Cette politique devrait réduire la dépendance à l’égard des importations énergétiques dans un contexte d’incertitude mondiale. Mais d’un autre côté, la mise en œuvre du B50 a également des conséquences sur l’équilibre des approvisionnements en matières premières, notamment l’huile de palme brute (CPO).
L’approvisionnement en matières premières pour les premières étapes de la mise en œuvre du B50 est jugé encore suffisant. Comme cité par Kompas.id, lundi (13/4), le président général de l’Association indonésienne des entrepreneurs en huile de palme (Gapki), Eddy Martono, a déclaré que la production indonésienne de CPO en 2025 devrait atteindre 51,6 millions de tonnes.
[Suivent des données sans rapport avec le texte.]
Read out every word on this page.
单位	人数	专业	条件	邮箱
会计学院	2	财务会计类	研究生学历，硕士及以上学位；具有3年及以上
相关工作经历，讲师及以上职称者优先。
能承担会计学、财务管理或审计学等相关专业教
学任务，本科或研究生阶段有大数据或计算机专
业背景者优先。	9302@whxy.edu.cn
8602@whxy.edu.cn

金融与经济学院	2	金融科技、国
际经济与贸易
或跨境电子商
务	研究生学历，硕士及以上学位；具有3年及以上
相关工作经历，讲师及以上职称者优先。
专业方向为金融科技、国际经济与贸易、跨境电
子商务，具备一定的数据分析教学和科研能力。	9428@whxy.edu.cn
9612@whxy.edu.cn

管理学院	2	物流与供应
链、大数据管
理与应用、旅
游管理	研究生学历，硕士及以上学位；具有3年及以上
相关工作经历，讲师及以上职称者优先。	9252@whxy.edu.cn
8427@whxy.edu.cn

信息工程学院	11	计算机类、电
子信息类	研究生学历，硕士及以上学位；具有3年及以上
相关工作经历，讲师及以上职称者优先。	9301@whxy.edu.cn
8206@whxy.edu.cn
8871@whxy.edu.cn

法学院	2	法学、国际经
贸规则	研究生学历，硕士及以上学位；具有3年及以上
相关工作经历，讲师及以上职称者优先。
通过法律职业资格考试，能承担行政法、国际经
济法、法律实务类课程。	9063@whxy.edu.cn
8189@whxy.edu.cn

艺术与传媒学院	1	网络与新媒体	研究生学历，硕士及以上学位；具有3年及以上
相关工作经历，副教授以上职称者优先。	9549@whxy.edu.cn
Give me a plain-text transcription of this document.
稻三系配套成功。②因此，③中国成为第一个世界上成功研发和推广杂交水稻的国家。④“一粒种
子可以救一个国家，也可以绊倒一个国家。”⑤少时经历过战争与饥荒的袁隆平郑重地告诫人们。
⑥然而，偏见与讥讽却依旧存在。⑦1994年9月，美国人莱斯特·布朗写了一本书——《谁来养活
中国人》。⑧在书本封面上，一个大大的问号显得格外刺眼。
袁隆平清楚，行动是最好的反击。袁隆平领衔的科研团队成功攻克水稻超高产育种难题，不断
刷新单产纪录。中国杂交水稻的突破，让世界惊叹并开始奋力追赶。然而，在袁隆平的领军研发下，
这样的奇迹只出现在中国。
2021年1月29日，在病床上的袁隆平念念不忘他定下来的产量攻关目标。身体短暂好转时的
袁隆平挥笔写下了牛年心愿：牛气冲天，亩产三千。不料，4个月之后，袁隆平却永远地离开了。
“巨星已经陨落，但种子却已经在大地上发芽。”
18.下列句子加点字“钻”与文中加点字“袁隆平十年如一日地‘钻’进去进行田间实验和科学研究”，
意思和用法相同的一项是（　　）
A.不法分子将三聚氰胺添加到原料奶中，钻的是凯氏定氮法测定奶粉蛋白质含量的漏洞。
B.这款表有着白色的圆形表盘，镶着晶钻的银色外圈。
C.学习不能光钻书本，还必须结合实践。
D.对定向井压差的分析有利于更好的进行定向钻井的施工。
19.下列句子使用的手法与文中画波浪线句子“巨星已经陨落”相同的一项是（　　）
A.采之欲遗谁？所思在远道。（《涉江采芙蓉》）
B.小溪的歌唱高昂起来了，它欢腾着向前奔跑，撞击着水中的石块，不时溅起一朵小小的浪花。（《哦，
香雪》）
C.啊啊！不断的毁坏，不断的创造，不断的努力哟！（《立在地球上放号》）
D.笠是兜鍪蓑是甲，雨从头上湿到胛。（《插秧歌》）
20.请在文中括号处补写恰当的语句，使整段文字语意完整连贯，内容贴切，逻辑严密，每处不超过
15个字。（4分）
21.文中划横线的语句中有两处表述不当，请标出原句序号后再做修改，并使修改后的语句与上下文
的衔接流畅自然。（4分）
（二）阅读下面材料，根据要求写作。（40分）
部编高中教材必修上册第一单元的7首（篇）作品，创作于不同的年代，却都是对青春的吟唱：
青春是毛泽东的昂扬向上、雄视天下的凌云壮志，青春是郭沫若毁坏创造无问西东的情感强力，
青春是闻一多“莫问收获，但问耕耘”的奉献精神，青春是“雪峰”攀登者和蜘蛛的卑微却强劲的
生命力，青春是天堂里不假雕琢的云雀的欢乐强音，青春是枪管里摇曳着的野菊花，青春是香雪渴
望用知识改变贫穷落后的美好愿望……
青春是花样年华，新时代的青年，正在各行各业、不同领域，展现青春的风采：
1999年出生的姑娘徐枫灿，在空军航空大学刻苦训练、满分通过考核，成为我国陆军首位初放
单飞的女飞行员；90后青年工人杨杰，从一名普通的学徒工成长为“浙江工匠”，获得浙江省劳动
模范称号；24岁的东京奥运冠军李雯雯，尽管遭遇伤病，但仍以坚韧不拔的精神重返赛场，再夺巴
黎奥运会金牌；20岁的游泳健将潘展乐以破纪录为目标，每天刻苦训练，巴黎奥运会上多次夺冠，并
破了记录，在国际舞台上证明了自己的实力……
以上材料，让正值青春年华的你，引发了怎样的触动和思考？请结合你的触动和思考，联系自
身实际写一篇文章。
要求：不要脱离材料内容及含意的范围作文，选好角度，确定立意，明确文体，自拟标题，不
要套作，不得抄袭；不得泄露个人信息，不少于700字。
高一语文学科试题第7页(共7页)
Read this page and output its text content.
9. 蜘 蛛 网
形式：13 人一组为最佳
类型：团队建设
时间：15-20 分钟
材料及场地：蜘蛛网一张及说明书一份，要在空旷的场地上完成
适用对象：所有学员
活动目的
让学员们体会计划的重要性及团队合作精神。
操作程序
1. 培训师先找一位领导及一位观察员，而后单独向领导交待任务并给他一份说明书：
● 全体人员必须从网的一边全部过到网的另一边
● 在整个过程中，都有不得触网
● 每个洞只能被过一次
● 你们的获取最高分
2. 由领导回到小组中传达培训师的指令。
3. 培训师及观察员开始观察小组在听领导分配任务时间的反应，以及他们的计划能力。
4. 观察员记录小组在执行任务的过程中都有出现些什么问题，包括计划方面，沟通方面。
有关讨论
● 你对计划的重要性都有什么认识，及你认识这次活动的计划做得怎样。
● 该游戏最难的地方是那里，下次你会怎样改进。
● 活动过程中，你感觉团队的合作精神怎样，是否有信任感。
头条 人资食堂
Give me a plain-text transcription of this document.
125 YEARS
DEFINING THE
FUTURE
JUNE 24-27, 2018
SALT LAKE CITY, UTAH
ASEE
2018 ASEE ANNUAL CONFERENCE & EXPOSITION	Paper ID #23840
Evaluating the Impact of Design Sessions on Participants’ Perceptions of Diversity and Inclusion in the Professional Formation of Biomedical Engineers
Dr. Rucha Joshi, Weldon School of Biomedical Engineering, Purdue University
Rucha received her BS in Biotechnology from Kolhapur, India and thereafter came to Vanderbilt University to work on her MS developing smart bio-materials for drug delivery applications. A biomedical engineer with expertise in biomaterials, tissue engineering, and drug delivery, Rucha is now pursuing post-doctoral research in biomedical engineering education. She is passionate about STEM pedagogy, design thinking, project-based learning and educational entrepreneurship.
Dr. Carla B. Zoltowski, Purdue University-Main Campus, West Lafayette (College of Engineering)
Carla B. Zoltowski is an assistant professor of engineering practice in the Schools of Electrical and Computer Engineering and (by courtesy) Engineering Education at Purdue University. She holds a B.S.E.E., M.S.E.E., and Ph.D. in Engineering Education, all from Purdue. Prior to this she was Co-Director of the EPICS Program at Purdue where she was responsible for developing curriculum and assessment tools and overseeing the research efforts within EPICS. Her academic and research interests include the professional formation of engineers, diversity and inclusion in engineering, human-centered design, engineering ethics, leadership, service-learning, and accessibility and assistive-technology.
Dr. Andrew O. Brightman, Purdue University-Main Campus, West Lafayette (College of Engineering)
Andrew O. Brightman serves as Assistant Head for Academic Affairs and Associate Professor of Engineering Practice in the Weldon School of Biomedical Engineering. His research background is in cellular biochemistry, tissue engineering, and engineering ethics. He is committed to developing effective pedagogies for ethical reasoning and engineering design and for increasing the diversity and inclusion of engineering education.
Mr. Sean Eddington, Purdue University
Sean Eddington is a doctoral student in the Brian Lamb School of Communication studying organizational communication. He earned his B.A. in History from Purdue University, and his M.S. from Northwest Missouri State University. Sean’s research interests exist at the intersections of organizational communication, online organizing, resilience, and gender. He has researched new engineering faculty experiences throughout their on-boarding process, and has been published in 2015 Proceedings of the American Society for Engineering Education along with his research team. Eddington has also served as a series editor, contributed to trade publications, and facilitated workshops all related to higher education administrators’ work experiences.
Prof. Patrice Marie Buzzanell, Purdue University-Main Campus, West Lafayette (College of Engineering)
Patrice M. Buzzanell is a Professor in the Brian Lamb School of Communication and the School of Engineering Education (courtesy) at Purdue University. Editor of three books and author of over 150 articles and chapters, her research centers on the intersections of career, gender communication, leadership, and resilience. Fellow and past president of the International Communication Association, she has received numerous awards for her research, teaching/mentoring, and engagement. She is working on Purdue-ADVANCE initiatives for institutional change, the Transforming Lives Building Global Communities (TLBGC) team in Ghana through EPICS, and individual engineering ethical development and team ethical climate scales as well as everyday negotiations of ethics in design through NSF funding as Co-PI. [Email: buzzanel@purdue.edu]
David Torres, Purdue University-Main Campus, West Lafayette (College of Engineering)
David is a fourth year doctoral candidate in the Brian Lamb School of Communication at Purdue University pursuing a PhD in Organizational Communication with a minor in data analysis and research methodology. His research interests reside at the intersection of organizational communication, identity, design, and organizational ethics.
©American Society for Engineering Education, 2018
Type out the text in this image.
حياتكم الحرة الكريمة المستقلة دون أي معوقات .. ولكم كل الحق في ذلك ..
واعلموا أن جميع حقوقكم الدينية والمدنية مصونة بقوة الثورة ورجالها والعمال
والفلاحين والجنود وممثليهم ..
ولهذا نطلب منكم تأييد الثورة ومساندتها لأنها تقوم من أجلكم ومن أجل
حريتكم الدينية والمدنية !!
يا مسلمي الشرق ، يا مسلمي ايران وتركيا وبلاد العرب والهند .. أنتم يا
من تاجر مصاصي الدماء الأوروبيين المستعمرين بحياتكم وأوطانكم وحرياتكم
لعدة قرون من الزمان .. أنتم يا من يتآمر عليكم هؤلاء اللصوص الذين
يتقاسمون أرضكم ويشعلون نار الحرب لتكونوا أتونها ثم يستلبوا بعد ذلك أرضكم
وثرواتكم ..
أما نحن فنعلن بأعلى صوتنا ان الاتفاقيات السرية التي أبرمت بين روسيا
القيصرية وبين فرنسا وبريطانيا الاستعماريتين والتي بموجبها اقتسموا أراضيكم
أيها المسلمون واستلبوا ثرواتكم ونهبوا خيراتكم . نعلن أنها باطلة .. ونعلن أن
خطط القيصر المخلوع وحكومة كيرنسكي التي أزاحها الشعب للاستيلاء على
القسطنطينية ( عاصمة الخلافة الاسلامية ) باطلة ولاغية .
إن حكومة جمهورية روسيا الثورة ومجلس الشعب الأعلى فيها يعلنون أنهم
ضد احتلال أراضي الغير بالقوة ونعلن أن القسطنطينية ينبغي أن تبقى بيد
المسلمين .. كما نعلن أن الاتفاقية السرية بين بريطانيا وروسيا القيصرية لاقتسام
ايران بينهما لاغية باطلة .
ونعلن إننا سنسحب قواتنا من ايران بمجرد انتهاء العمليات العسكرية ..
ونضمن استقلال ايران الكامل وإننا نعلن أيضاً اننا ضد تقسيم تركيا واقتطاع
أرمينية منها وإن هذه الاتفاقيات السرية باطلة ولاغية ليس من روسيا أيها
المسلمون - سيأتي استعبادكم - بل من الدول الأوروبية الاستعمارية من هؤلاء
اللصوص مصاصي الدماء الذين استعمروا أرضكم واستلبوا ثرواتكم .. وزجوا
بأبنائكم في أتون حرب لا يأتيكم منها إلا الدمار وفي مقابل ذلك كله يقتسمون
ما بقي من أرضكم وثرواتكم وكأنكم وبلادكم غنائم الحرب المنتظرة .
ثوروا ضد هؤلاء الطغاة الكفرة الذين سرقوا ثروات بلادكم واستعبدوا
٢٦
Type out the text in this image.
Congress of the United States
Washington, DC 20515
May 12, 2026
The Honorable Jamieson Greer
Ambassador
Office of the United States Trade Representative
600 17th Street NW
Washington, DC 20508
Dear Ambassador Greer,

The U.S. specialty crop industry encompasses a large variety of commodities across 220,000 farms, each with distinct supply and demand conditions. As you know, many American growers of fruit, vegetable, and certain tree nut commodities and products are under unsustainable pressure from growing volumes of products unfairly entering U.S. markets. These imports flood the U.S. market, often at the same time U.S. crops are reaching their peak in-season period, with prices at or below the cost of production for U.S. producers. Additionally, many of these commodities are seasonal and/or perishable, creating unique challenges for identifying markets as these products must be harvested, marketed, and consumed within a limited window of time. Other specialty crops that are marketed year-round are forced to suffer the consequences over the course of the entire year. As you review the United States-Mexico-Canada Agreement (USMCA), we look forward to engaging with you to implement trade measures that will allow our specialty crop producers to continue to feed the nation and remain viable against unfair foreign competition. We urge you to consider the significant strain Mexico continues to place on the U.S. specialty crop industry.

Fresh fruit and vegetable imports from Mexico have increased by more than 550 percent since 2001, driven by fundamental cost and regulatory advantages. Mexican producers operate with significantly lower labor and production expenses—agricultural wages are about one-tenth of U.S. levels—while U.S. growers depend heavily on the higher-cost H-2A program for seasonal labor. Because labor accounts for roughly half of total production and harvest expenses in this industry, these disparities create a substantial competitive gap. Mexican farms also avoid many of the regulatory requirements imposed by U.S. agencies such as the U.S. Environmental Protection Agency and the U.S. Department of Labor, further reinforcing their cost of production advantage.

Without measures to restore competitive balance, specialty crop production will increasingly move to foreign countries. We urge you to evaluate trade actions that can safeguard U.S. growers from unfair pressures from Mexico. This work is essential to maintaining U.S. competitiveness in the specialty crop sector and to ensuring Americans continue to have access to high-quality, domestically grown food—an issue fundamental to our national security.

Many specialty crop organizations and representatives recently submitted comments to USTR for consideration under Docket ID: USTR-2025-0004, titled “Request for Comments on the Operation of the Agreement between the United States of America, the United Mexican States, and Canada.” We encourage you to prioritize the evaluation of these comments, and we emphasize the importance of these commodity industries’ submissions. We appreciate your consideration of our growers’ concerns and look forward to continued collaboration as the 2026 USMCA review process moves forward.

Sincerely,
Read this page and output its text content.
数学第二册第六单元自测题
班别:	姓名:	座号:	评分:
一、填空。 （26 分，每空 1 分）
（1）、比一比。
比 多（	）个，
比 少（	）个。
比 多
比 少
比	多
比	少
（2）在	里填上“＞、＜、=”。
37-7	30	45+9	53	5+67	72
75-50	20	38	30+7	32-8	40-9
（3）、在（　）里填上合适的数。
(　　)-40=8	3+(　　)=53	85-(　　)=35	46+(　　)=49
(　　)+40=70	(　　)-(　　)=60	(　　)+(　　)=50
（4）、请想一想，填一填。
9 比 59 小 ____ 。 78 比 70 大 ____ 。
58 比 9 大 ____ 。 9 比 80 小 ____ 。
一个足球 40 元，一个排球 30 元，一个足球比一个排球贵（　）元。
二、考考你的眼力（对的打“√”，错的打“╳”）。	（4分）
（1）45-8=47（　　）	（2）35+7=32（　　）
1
Sur cette quantité, environ 23 millions de tonnes sont utilisées pour les besoins nationaux, notamment pour l’alimentation et le biodiesel.
Avec la mise en œuvre du B50, la demande de biodiesel devrait augmenter. “S’il atteint le B50, les besoins en biodiesel en un an pourraient augmenter d’environ 3 millions de tonnes pour atteindre 16 millions de tonnes. Cependant, comme la mise en œuvre commence au milieu de l’année, les besoins supplémentaires ne seront probablement que de 1,5 à 1,7 millions de tonnes”, a déclaré Eddy.